I have looked at the previous, similar questions but see conflicting answers. Some folks say that you cannot have too many grounds. A satellite tech recently put in a new antenna on the distant shed. He grounded that to some rebar about two feet long. After he got done that particular circuit no longer showed a missing ground with a tester. Another circuit in the same building shows open ground. I realize that two feet of rebar is not much but don't see how that could be a hazard when used just for the bare wire. I just wanted to expand on that solution.

Best Answer

Nope, the grounding rod is not a substitute for a ground wire back to the main service. It simply will not do what you desperately need it to do.

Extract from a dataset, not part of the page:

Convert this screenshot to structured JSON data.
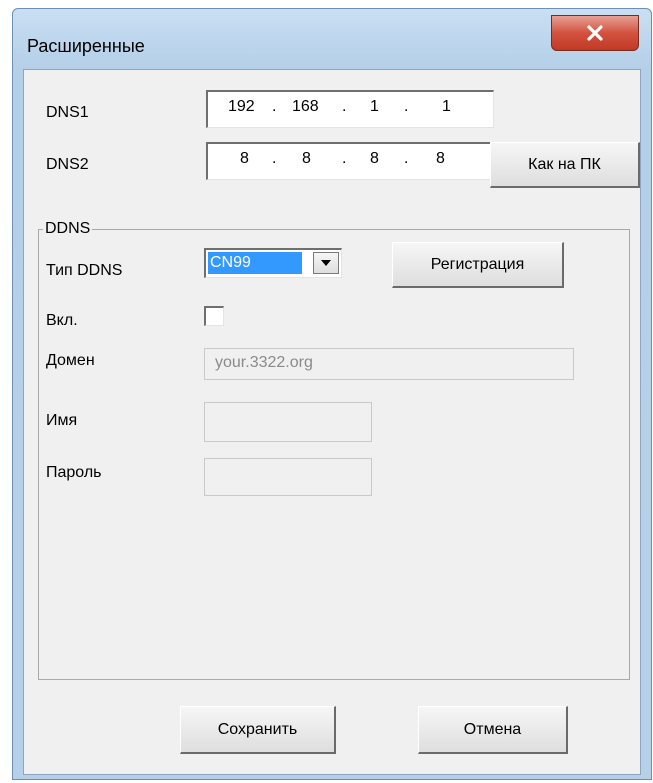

In fact, any electrical fault when the grounding system should be helping you, instead the entire grounding system gets lit up at mains voltage! Now every light switch cover screw, every bit of conduit, the service panel itself is electrified.

The two grounds have different jobs. Remember, current travels in loops, and it wants to return to source.

  • The grounding rod returns natural electricity (lightning, ESD) to its source, which is the earth.
  • The ground wire returns human-made electricity back to its source, which is the neutral lug on the transformer on the pole. It's supposed to do that via the neutral wire, but the ground wire is there on the hopes that some faults can return via the safety ground to the main panel's bonding wire, instead of via a poor human and some convoluted path back to source.

They are not interchangeable because dirt is a poor conductor of electricity.


Now the best way to safe this thing is to put a GFCI breaker on the breaker in the main panel. GFCIs do a pretty good job of rendering human electricity safe.

Once the GFCI is on board, having an isolated ground via your ground rod scheme would actually help the GFCI work. A ground fault in any of your equipment will still light up your grounding system with lethal voltage, but the GFCI should intervene before enough current flows to actually hurt you.

Of course this isolated ground would do a fine job of returning natural electricity to source.